Republican Sen. Jeff Mullis of Chickamauga is the sponsor Senate Bill 345, which would prevent state agencies and local governments from requiring COVID-19 vaccines. (AP Photo/Ezra Kaplan)

Georgia senators are advancing bills that would let Georgia public school parents opt their children out of school mask mandates and would bar many state and local agencies from requiring proof of COVID-19 vaccination.

Both bills would expire June 30, 2023, meaning lawmakers would have to act again if they want the laws to continue after next year.

Many Republican-controlled states had passed such measures last year, part of a broad conservative backlash against mandates meant to prevent the spread of the respiratory illness. Georgia lawmakers did not act last year, but the GOP-controlled General Assembly could be more amenable to the measures in this election year, even if they might expire once officials win new terms.
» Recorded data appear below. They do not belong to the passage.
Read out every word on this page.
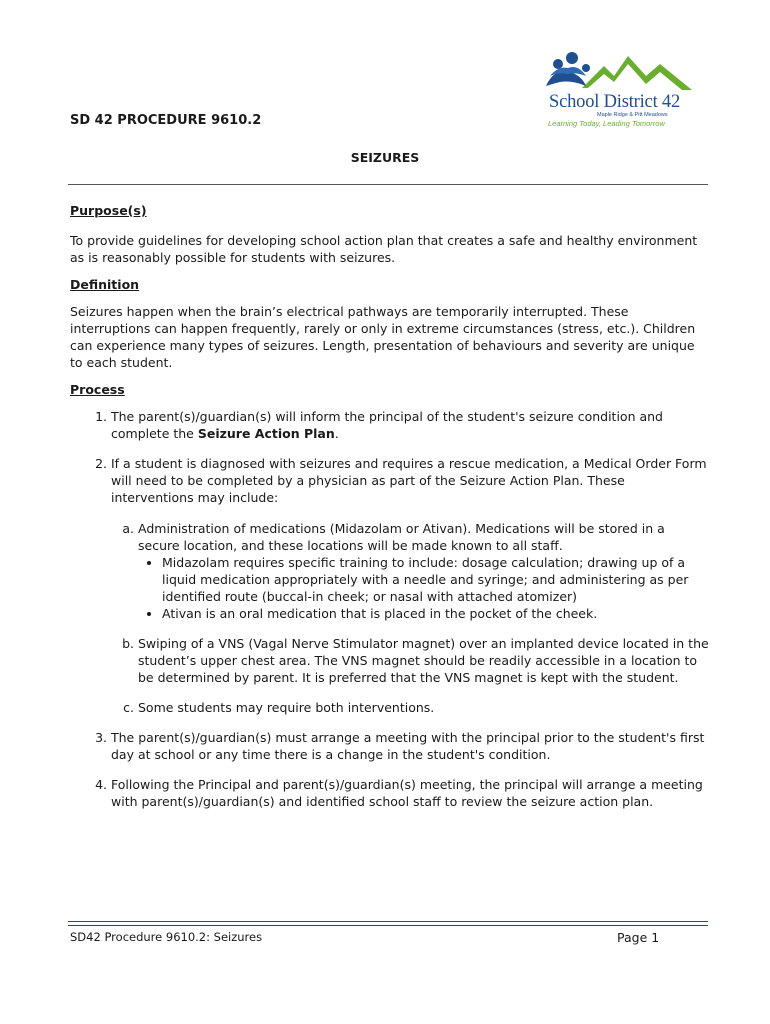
School District 42
Maple Ridge & Pitt Meadows
Learning Today, Leading Tomorrow
SD 42 PROCEDURE 9610.2
SEIZURES

Purpose(s)

To provide guidelines for developing school action plan that creates a safe and healthy environment as is reasonably possible for students with seizures.

Definition

Seizures happen when the brain’s electrical pathways are temporarily interrupted. These interruptions can happen frequently, rarely or only in extreme circumstances (stress, etc.). Children can experience many types of seizures. Length, presentation of behaviours and severity are unique to each student.

Process

1. The parent(s)/guardian(s) will inform the principal of the student's seizure condition and complete the Seizure Action Plan.
2. If a student is diagnosed with seizures and requires a rescue medication, a Medical Order Form will need to be completed by a physician as part of the Seizure Action Plan. These interventions may include:
a. Administration of medications (Midazolam or Ativan). Medications will be stored in a secure location, and these locations will be made known to all staff.
• Midazolam requires specific training to include: dosage calculation; drawing up of a liquid medication appropriately with a needle and syringe; and administering as per identified route (buccal-in cheek; or nasal with attached atomizer)
• Ativan is an oral medication that is placed in the pocket of the cheek.
b. Swiping of a VNS (Vagal Nerve Stimulator magnet) over an implanted device located in the student’s upper chest area. The VNS magnet should be readily accessible in a location to be determined by parent. It is preferred that the VNS magnet is kept with the student.
c. Some students may require both interventions.
3. The parent(s)/guardian(s) must arrange a meeting with the principal prior to the student's first day at school or any time there is a change in the student's condition.
4. Following the Principal and parent(s)/guardian(s) meeting, the principal will arrange a meeting with parent(s)/guardian(s) and identified school staff to review the seizure action plan.
SD42 Procedure 9610.2: Seizures	Page 1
Senate Bill 514, allowing parents to exclude their children from mask mandates is backed by Gov. Brian Kemp. The Senate Education and Youth Committee passed it 7-5 on Wednesday, sending it to the full Senate for more debate. It was introduced after Republican attacks on likely Democratic gubernatorial nominee Stacey Abrams for not wearing a mask when she spoke at a Decatur elementary school earlier this month where masks are supposed to be required.

“Parents are the best decision makers when it comes to the health and education of their children,” said the sponsor and Kemp floor leader, Sen. Clint Dixon of Buford. “This legislation ensures that those rights are not infringed upon by misguided policies.”
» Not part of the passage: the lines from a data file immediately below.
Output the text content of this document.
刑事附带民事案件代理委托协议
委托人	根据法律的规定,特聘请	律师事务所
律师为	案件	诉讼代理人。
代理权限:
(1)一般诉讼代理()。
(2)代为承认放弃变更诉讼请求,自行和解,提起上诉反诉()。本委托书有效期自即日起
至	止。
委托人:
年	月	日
Dixon said he believed the state needs to “begin to return to normal” and said masks are harming children by inhibiting instruction and social development in the classroom.
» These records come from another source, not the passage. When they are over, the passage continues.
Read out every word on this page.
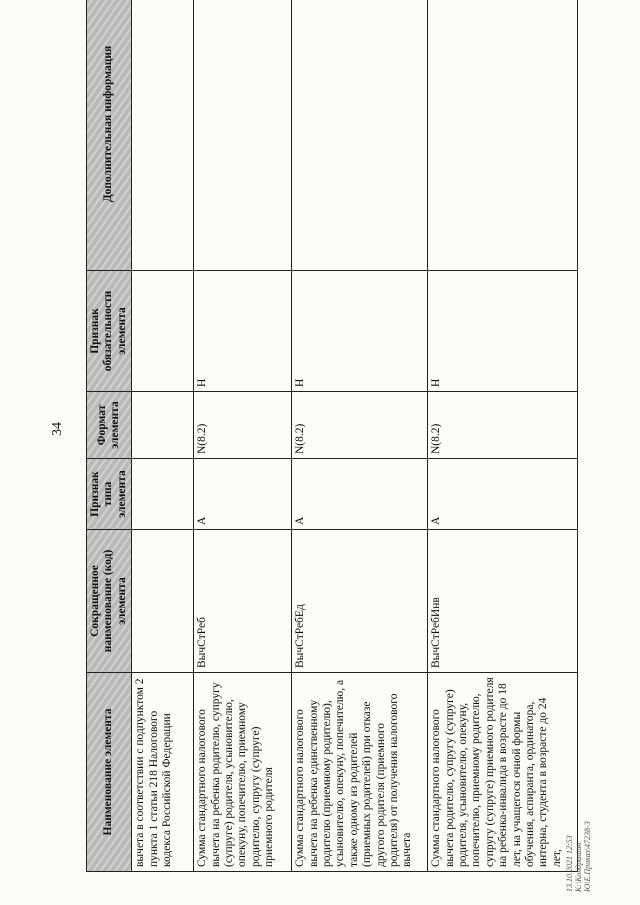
34
Наименование элемента	Сокращенное наименование (код) элемента	Признак типа элемента	Формат элемента	Признак обязательности элемента	Дополнительная информация
вычета в соответствии с подпунктом 2 пункта 1 статьи 218 Налогового кодекса Российской Федерации					
Сумма стандартного налогового вычета на ребенка родителю, супругу (супруге) родителя, усыновителю, опекуну, попечителю, приемному родителю, супругу (супруге) приемного родителя	ВычСтРеб	А	N(8.2)	Н	
Сумма стандартного налогового вычета на ребенка единственному родителю (приемному родителю), усыновителю, опекуну, попечителю, а также одному из родителей (приемных родителей) при отказе другого родителя (приемного родителя) от получения налогового вычета	ВычСтРебЕд	А	N(8.2)	Н	
Сумма стандартного налогового вычета родителю, супругу (супруге) родителя, усыновителю, опекуну, попечителю, приемному родителю, супругу (супруге) приемного родителя на ребенка-инвалида в возрасте до 18 лет, на учащегося очной формы обучения, аспиранта, ординатора, интерна, студента в возрасте до 24 лет,	ВычСтРебИнв	А	N(8.2)	Н	
13.10.2021 12:53 К:\Кондрашин Ю\Е.Приказ\47238-3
“Masks create major ongoing distractions for students and educators,” Dixon said.

He and others also claimed masks are ineffectual, a claim contradicted by studies, and that high-quality masks are not made to fit children, although child-sized N95 masks are available online.

Opponents said it was strange to allow parents to opt out of mask requirements when the state House, among other bodies, is still requiring face coverings. Dixon also encountered passionate opposition from Sen. Donzella James, an Atlanta Democrat who was hospitalized for months with COVID-19 last year.

“We can’t be playing with this,” said James, who said she woke up one morning with a sheet over her head, after hospital workers apparently mistook her for dead. “This thing is still killing people.”

She said masks are a way to protect other people, not just the person wearing it.

“It will take away the little safety that we do have to protect ourselves and all the people around us,” James said of the opt-out provision.

Like Dixon, the sponsor of Senate Bill 345, which would prevent state agencies and local governments from requiring COVID-19 vaccines, said he was responding to demands from his constituents.

“I think everybody should have vaccinations,” said Republican Sen. Jeff Mullis of Chickamauga. “I just don’t think that state government should mandate it.”

The Senate Health and Human Services Committee passed the bill 7-4 on Wednesday, sending it to the full Senate.
As originally written, Mullis’ bill would have barred schools from requiring proof of any vaccinations at all. Mullis has said that’s not what he intended. But the measure is likely to make at least one vaccine mandate unenforceable. The Decatur school system in suburban Atlanta requires teachers to be vaccinated and boosted against the virus. No other school systems in Georgia are known to have required employees to get vaccinated.

As amended Wednesday, the measure excludes health care facilities that are subject to federal mandates for their employees to get vaccinated to continue receiving federal payments. Anna Adams, a lobbyist for the Georgia Hospital Association, said that exemption was key because many Georgia hospitals are owned by city or county health care authorities.

Opponents of the measure said it will abet misinformation that is deterring some people from getting vaccinated.

“Georgia’s war cry has to be vaccinate and verify so that we could return to our new, healthy normal,” said Brandt Lewis, director of the vaccination program at the liberal-leaning New Georgia Project.

But supporters likened requiring vaccination to racial segregation. “All Georgians deserve open access to all public services without having to worry about fear of discrimination or harassment based on their vaccination status,” said Sue Francis.